Slow down, you talk so fast. Gabbling Katje. When they knelt and said prayers, their voices a low drone, she wanted to laugh loudly, like Aunt Minna.

Katje’s mother didn’t approve of Minna, who was not a real aunt but an old family friend from America. Minna spoke American English – so fashionable, so loud.

Aunt Minna took her on the tram to the Dance Club. Minna’s gentleman friend picked her up and whirled her round and round until she was dizzy and the room spun. His whiskers scratched her cheeks, and he smelt of cigar smoke and sour spit. When he stopped, she could see his shiny pink gums and the gold pieces in his teeth.

‘My, you’re a heavy girl,’ he said.

They talked on and on until their voices became serious, and their smiles disappeared. ‘The Dutch will preserve their neutrality,’ someone said, and then they were quiet for a moment.

Neutrality. What did it mean? Katje danced along the edge of the ballroom floor, wobbling as she walked, and falling over. ‘Neu-tral-ity,’ she sang. Everyone laughed, so she did it again.

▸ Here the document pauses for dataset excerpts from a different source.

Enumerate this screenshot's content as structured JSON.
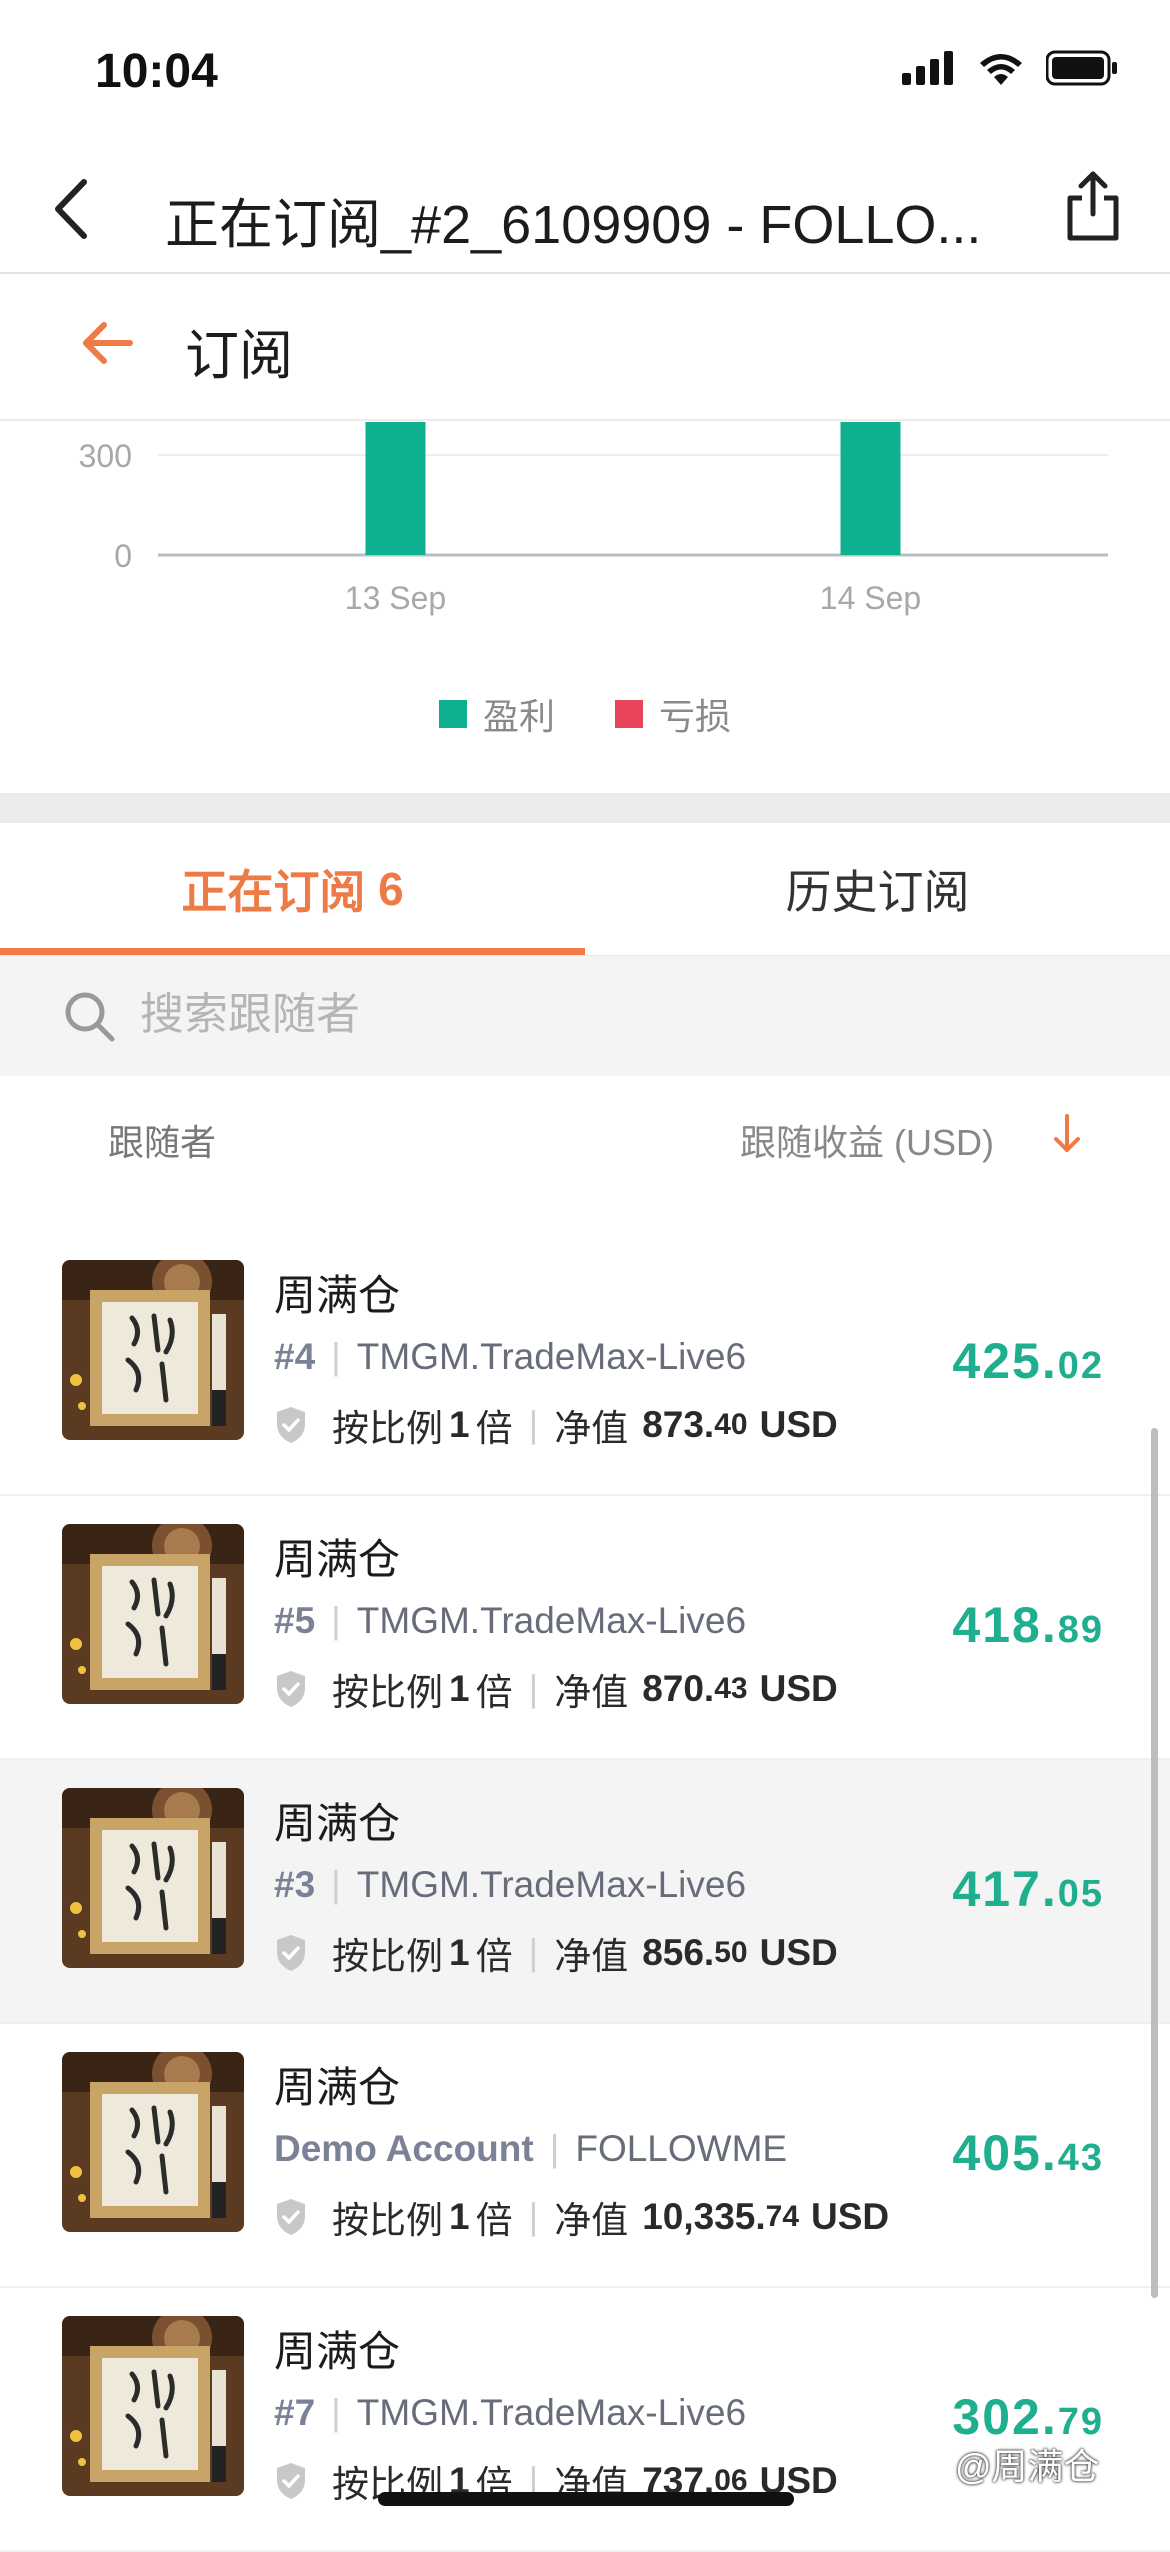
{
  "status_bar": {
    "time": "10:04"
  },
  "nav": {
    "title": "正在订阅_#2_6109909 - FOLLO..."
  },
  "subscribe_header": {
    "title": "订阅"
  },
  "chart_data": {
    "type": "bar",
    "categories": [
      "13 Sep",
      "14 Sep"
    ],
    "series": [
      {
        "name": "盈利",
        "values": [
          425,
          425
        ],
        "color": "#0fb08f"
      },
      {
        "name": "亏损",
        "values": [
          0,
          0
        ],
        "color": "#e8455b"
      }
    ],
    "y_ticks": [
      "0",
      "300"
    ],
    "ylim": [
      0,
      300
    ],
    "grid": true,
    "legend_position": "bottom-center"
  },
  "tabs": {
    "active_label": "正在订阅",
    "active_count": "6",
    "inactive_label": "历史订阅"
  },
  "search": {
    "placeholder": "搜索跟随者"
  },
  "columns": {
    "left": "跟随者",
    "right": "跟随收益 (USD)"
  },
  "colors": {
    "accent": "#ee7a45",
    "profit": "#1fae8e",
    "loss": "#e8455b"
  },
  "followers": [
    {
      "name": "周满仓",
      "account_id": "#4",
      "server": "TMGM.TradeMax-Live6",
      "ratio_prefix": "按比例",
      "ratio_value": "1",
      "ratio_suffix": "倍",
      "equity_label": "净值",
      "equity_int": "873.",
      "equity_dec": "40",
      "equity_unit": "USD",
      "profit_int": "425.",
      "profit_dec": "02"
    },
    {
      "name": "周满仓",
      "account_id": "#5",
      "server": "TMGM.TradeMax-Live6",
      "ratio_prefix": "按比例",
      "ratio_value": "1",
      "ratio_suffix": "倍",
      "equity_label": "净值",
      "equity_int": "870.",
      "equity_dec": "43",
      "equity_unit": "USD",
      "profit_int": "418.",
      "profit_dec": "89"
    },
    {
      "name": "周满仓",
      "account_id": "#3",
      "server": "TMGM.TradeMax-Live6",
      "ratio_prefix": "按比例",
      "ratio_value": "1",
      "ratio_suffix": "倍",
      "equity_label": "净值",
      "equity_int": "856.",
      "equity_dec": "50",
      "equity_unit": "USD",
      "profit_int": "417.",
      "profit_dec": "05"
    },
    {
      "name": "周满仓",
      "account_id": "Demo Account",
      "server": "FOLLOWME",
      "ratio_prefix": "按比例",
      "ratio_value": "1",
      "ratio_suffix": "倍",
      "equity_label": "净值",
      "equity_int": "10,335.",
      "equity_dec": "74",
      "equity_unit": "USD",
      "profit_int": "405.",
      "profit_dec": "43"
    },
    {
      "name": "周满仓",
      "account_id": "#7",
      "server": "TMGM.TradeMax-Live6",
      "ratio_prefix": "按比例",
      "ratio_value": "1",
      "ratio_suffix": "倍",
      "equity_label": "净值",
      "equity_int": "737.",
      "equity_dec": "06",
      "equity_unit": "USD",
      "profit_int": "302.",
      "profit_dec": "79"
    }
  ],
  "watermark": "@周满仓"
}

‘You’re a little clown,’ Minna said.

One night Aunt Minna took her to see a ballet. ‘A treat for my girl who is always dancing.’ The theatre was ivory and gold, with red velvet seats. Katje kept very still then, in the scratchy seat, in her best dress, Minna’s mint-scented fur coat against her face, and the sniffs and sighs of the audience all around her. She watched the dancers – the men with their white gloves, masked faces, and tight black suits. They bowed from the hip, heads nodding, and their thin legs pranced with pointed toes. They waved their arms wildly as if they were shouting ‘Listen to me. No, listen to me. You will listen!’

‘You’re very quiet, my little one,’ Minna said to her, when it was over.

The moon shone behind the trees in the square. They waited by the stage door in the damp cold as the dancers and musicians came out chattering, arm in arm, in their long drab coats. One of the dancers, a small lady with wavy black hair, smiled at her and asked if she’d enjoyed the dancing. Minna asked her to write in the programme.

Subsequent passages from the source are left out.